A teacher’s job is to teach. Some lessons are learned the hard way, but they become the unforgettable ones! As parents, we work as a team to help the children learn the lessons well. Some of the lessons that your child will learn this year may not be academic, but instead a life lesson.

  • Do not enable your child; let them learn even if the learning is accompanied by a few tears.
  • To be a successful team, be positive and try to think the best of the teacher, especially around your child.
  • Be an asset; offer to serve the class in ways that utilize your gifts.
  • Get all the facts if a problem arises, then try to solve the problem quickly. Do not jump to any conclusions; listen to both sides so that you have all the facts.
  • Always keep the lines of communication open between parent, student and teacher. When conflict or wrongdoing occurs, seek wise counsel. Always advocate for your child in this case.
  • Make your child’s learning a priority by encouraging time for assignments and good study habits. If the child seems to be failing in some way, go to the teacher and ask how you can help.
  • Have a plan, pace yourself and avoid over commitments in both your life and your child’s life. Teach your child to do the same.
  • Teamwork counts! A three-legged race is won if you work as a team and move in the same direction toward the goal. Your goal along with the teacher is to educate your child, and you are both in it to win!
  • If there is a weak point anywhere in your parent-teacher team, your child may try to sow seeds of dissension. Once the team is weakened it is hard to rebuild unity and trust between teacher and parent.
  • Most importantly, pray for your children and their teachers.

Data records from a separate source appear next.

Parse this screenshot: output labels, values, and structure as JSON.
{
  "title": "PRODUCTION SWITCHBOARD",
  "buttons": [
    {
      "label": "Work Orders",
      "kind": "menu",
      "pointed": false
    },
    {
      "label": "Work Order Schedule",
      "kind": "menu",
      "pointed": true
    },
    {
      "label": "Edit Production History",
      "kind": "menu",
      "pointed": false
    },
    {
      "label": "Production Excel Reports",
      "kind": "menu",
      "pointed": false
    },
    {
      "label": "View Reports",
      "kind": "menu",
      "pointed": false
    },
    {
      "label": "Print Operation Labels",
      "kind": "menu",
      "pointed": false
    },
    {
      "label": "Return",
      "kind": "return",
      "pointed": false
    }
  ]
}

Each teacher, if given a chance, will impart to your child something important. Just as growing pains are a part of increasing our height, hard lessons in life cause growing pains that increase our maturity. Aid your child in learning the lessons well, because the pain is worth the gain! Avoid enabling your child and let the chips fall as they may. Sometimes picking up the pieces for a child stunts their growth.  Don’t be surprised if at the end of the school year your child has grown in knowledge, height and character. The teacher to whom your child was quick to assign a failing grade at the beginning of the year may be the very one who goes down in the history books of your child’s life as an “A” teacher.

As you look through the eyes of Jesus, you may find that both you and your child learn and grow this year through life lessons. You may also discover together that an “A” teacher is one who imparts what is never forgotten!